Movement is a fundamental population process, but a relatively new topic in ecology and poorly understood. While studies recognize the importance of population density and social forces on movement within and between habitats, management of aquatic habitat is often limited to alternatives in geometry, flow, and water quality. Few tools directly relate these managed attributes to movement in a manner recognizing the importance of limited information at the individual level due to varying sensory acuity and acclimatization based on past experience, changes in internal state, irregularity and partial preferences in decisions, interactions between intrinsic and extrinsic (stimulus-related) factors affecting motivation, and continuous behavior adjustments in response to these factors. Fish are not primitive in these respects and ecological models are inadequate without reference to these cognitive processes. Using field movement data we demonstrate the utility of a Eulerian-Lagrangian-agent method (ELAM) for analysis of the process-based relationships between patterns in movement and managed environmental stimuli. Simply, an ELAM is an individual-based model (IBM) integrating a particle-tracking model (PTM), well-established models of the physics (hydraulics) and water quality of the aquatic environment, and emerging theory in cognitive ecology describing how animals perceive and respond to multiple environmental stimuli through time.
Results/Conclusions
ELAMs have been applied and validated at detailed and field scales. On the Columbia and Snake rivers, ELAM analysis yielded a process-based description for how juvenile salmon use multiple hydraulic gradients to “image” the hydrogeomorphology of natural rivers for navigation, without need for vision.
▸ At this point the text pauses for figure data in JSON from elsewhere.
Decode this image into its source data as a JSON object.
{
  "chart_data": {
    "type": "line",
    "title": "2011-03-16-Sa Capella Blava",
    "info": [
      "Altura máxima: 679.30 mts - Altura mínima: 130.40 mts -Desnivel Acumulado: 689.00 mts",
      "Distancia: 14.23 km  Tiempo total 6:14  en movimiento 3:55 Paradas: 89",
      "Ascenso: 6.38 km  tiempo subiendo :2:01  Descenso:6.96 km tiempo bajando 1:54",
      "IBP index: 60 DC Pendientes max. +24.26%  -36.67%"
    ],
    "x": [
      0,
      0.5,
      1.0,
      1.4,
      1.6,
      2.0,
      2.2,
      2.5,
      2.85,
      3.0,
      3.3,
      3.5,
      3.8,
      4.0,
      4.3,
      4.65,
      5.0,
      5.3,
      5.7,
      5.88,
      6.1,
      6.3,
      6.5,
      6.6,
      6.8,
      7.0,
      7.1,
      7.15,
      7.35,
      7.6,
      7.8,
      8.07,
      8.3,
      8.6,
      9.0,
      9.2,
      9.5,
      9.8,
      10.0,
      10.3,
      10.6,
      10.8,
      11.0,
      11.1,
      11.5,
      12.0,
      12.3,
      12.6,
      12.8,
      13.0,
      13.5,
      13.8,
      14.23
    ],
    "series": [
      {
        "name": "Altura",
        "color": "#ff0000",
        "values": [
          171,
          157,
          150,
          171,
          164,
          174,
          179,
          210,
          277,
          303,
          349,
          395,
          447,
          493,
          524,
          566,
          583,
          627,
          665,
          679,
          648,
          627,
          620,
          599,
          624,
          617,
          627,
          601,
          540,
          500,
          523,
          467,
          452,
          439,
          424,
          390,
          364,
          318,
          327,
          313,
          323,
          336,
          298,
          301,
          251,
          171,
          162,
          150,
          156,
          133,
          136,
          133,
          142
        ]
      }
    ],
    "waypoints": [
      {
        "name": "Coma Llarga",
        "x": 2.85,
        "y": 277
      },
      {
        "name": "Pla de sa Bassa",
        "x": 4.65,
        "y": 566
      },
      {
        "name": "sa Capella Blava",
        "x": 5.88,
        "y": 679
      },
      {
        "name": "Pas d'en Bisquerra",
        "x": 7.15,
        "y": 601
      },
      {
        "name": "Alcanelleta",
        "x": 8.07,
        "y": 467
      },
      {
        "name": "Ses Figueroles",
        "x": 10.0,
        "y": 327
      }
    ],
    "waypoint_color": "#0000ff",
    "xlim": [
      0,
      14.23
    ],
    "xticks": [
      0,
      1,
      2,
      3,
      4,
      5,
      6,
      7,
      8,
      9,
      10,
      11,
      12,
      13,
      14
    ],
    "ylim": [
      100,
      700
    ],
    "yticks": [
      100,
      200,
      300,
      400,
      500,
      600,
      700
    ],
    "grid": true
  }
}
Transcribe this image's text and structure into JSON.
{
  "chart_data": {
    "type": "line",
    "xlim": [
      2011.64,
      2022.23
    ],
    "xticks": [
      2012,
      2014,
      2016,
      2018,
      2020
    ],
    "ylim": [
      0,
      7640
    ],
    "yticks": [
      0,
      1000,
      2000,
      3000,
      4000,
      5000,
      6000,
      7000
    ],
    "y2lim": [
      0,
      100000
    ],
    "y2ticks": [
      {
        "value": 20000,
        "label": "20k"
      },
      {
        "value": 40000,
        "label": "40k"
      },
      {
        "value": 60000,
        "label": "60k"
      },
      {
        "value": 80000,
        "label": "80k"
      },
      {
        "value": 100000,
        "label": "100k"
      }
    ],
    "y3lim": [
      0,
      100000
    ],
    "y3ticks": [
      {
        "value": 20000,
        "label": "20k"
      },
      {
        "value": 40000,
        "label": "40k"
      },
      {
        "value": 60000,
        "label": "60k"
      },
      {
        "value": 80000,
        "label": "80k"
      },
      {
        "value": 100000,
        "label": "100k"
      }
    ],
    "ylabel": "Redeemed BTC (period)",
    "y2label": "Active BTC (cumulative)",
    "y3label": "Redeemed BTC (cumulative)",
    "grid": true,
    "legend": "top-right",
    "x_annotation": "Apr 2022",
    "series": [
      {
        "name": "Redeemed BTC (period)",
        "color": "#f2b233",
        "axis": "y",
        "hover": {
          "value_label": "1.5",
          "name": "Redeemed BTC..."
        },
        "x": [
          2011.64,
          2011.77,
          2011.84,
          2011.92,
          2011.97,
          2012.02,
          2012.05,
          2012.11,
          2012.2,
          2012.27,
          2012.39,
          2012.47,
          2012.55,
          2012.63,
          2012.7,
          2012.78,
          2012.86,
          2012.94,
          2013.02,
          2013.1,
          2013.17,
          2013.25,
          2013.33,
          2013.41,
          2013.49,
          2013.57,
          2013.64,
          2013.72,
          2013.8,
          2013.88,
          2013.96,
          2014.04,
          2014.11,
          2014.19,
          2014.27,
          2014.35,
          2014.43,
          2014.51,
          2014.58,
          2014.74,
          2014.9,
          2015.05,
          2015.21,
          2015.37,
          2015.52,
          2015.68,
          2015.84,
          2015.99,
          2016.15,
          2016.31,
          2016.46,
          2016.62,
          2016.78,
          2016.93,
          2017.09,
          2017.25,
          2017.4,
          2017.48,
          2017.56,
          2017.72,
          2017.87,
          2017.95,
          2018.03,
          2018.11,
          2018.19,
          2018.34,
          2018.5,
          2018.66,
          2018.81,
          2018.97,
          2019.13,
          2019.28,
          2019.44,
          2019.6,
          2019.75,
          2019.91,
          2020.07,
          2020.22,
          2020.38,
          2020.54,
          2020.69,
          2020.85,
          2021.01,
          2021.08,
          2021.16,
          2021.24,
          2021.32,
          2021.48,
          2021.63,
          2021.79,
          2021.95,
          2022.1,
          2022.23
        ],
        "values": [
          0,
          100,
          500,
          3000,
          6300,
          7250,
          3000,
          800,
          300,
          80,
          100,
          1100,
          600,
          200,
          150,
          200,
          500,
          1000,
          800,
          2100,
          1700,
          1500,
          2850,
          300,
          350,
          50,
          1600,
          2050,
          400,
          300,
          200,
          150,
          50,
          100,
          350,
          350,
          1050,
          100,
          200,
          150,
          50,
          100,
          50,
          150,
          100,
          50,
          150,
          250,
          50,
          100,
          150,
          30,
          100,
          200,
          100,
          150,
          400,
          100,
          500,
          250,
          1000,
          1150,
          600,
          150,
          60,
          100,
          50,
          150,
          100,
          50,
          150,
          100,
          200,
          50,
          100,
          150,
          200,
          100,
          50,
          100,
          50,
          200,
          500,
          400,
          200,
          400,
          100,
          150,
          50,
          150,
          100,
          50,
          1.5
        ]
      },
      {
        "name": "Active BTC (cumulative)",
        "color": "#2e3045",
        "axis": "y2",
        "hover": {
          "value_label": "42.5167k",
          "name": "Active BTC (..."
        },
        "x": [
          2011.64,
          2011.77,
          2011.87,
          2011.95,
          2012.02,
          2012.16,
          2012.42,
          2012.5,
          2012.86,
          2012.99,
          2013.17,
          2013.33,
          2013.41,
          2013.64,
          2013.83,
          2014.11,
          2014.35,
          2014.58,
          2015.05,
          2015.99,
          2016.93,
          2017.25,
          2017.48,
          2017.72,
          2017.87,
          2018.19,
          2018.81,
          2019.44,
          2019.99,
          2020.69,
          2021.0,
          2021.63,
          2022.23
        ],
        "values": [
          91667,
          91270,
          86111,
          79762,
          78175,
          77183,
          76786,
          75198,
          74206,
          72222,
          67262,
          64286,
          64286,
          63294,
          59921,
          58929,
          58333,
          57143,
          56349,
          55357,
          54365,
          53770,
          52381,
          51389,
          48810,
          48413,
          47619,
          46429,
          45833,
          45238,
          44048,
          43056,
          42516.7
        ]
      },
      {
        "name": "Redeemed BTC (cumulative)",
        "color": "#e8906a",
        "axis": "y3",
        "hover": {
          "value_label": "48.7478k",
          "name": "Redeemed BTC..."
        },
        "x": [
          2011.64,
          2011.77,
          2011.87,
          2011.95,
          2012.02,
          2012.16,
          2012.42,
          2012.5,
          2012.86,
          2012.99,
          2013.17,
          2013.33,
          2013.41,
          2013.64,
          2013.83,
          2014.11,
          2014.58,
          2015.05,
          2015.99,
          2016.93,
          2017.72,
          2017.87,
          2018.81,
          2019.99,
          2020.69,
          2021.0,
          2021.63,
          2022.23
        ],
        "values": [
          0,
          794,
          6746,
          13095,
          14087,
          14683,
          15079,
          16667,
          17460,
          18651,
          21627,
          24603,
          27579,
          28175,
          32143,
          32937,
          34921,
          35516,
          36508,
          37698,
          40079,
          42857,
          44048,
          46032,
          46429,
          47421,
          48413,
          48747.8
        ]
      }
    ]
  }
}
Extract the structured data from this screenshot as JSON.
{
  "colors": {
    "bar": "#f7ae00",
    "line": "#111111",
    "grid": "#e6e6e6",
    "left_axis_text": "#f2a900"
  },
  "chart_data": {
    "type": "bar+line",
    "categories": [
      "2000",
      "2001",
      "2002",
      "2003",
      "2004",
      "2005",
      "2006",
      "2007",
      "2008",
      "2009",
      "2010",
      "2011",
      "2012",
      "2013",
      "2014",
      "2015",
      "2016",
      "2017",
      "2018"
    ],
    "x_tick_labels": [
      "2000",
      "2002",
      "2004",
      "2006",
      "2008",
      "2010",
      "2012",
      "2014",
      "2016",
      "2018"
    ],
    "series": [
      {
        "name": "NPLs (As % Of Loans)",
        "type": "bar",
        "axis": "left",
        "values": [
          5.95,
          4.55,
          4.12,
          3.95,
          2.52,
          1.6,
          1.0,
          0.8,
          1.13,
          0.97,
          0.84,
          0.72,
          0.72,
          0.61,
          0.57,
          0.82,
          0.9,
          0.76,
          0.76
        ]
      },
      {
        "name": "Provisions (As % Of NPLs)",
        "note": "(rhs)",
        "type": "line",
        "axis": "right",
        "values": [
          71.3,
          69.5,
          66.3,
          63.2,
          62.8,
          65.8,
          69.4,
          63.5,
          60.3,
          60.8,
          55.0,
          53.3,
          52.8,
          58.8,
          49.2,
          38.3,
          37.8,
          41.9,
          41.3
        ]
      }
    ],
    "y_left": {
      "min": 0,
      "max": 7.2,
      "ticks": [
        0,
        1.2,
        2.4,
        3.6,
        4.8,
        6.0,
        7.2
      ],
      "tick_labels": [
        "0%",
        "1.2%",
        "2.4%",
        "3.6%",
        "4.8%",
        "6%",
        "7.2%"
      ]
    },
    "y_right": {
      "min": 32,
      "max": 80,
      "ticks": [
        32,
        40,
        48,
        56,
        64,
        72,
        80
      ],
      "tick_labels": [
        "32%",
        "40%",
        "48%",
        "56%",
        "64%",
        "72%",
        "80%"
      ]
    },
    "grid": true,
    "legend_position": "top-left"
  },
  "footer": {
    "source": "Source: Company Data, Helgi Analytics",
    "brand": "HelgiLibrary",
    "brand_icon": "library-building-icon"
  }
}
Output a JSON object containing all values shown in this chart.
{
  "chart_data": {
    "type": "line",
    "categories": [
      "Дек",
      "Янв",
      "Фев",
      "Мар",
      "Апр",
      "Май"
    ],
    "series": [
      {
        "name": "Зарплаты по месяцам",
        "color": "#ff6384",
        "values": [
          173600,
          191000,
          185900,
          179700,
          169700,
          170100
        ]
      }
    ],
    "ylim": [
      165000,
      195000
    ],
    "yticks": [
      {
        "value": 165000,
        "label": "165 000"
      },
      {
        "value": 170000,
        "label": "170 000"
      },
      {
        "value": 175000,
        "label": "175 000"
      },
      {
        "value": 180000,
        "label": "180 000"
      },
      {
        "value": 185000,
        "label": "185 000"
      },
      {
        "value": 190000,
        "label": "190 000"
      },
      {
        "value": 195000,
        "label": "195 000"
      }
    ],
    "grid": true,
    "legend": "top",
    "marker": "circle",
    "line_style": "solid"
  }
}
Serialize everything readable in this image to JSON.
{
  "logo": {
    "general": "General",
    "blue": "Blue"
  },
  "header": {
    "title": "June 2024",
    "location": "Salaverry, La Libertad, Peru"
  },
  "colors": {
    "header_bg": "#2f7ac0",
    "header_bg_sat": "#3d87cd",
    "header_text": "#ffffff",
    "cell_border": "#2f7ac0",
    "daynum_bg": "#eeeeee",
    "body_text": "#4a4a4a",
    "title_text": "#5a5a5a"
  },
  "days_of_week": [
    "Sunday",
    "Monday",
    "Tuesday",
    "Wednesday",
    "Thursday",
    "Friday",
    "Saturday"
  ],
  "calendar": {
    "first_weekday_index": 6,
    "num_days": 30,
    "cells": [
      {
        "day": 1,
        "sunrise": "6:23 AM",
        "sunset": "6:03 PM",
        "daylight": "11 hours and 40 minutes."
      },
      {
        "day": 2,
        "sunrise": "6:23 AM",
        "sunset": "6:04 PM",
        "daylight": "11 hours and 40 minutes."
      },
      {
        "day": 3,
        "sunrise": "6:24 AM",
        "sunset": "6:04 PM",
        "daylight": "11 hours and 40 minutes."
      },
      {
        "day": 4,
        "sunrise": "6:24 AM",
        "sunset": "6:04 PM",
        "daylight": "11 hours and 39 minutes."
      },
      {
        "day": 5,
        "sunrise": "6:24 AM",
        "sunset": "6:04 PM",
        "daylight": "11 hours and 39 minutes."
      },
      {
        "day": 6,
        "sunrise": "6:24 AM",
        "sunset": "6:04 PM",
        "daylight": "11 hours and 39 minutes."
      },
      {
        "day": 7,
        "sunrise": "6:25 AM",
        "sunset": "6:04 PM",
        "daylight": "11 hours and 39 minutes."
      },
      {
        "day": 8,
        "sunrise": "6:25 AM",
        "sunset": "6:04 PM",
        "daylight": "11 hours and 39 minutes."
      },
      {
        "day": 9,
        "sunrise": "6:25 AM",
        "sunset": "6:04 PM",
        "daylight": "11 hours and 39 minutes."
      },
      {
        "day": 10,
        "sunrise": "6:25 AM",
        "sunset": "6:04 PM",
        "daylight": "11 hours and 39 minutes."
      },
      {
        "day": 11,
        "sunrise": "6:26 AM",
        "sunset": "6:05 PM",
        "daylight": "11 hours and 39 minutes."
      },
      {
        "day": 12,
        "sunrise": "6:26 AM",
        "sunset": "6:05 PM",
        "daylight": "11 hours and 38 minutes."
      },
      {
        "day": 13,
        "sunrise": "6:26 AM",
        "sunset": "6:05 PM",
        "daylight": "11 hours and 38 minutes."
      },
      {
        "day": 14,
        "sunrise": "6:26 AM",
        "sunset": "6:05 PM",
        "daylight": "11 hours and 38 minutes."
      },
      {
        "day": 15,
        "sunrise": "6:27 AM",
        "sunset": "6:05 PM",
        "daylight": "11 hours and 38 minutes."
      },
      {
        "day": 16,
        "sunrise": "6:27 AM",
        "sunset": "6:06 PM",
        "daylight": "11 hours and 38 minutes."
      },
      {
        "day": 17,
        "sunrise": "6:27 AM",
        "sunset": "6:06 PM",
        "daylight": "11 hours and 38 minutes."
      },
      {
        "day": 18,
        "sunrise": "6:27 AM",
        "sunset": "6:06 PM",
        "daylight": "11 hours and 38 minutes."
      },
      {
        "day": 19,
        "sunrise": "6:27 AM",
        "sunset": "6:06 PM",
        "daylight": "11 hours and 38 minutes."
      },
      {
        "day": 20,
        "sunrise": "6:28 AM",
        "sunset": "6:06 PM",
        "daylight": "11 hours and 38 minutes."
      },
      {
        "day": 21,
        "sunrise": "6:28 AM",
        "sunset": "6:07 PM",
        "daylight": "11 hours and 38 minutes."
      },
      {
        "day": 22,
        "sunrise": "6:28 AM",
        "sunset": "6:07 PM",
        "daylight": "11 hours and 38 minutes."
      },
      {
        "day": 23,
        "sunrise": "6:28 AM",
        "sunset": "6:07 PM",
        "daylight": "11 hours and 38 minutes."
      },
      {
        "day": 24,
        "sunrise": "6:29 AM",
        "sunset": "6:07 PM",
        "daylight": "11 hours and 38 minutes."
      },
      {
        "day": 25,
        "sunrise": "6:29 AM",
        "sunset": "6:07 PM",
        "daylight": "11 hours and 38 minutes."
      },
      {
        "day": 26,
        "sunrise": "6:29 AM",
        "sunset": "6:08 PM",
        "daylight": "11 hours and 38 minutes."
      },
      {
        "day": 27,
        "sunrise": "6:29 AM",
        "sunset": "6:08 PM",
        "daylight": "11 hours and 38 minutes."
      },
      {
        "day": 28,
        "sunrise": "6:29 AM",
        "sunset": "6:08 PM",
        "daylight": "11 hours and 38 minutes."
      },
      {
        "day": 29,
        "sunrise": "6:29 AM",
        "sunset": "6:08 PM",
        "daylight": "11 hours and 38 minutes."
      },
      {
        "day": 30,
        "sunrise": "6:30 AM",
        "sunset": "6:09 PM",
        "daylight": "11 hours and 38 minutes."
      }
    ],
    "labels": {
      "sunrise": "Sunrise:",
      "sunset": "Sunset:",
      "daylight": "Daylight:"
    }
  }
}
When these navigation rules for natural rivers are “played” within the modified flow regime of a hydropower dam it is possible to describe the detailed (sub-meter, 3-D) approach paths of acoustically-tagged salmon as well as their passage through five hydropower dams (spillway, r2 = 0.87; fish bypass, r2 = 0.81; powerhouse turbines, r2 = 0.49), consistent with the flow variability of these routes. In 60-km long J. Strom Thurmond Lake (Georgia–South Carolina), ELAM analysis yielded a process-based description of the temperature-dissolved oxygen “squeeze” experienced by landlocked blueback herring (Alosa aestivalis) describing longitudinal (r2 = 0.67) and vertical (r2 = 0.93) distributions of fish observed through mobile hydroacoustics and species composition data from gillnets. The longitudinal distribution of fish was explained by a random term (57%) and horizontal water velocity (43%) while the vertical distribution was explained by water temperature (45%), a random term (44%), dissolved oxygen (6%), horizontal velocity (4%), and vertical velocity (1%).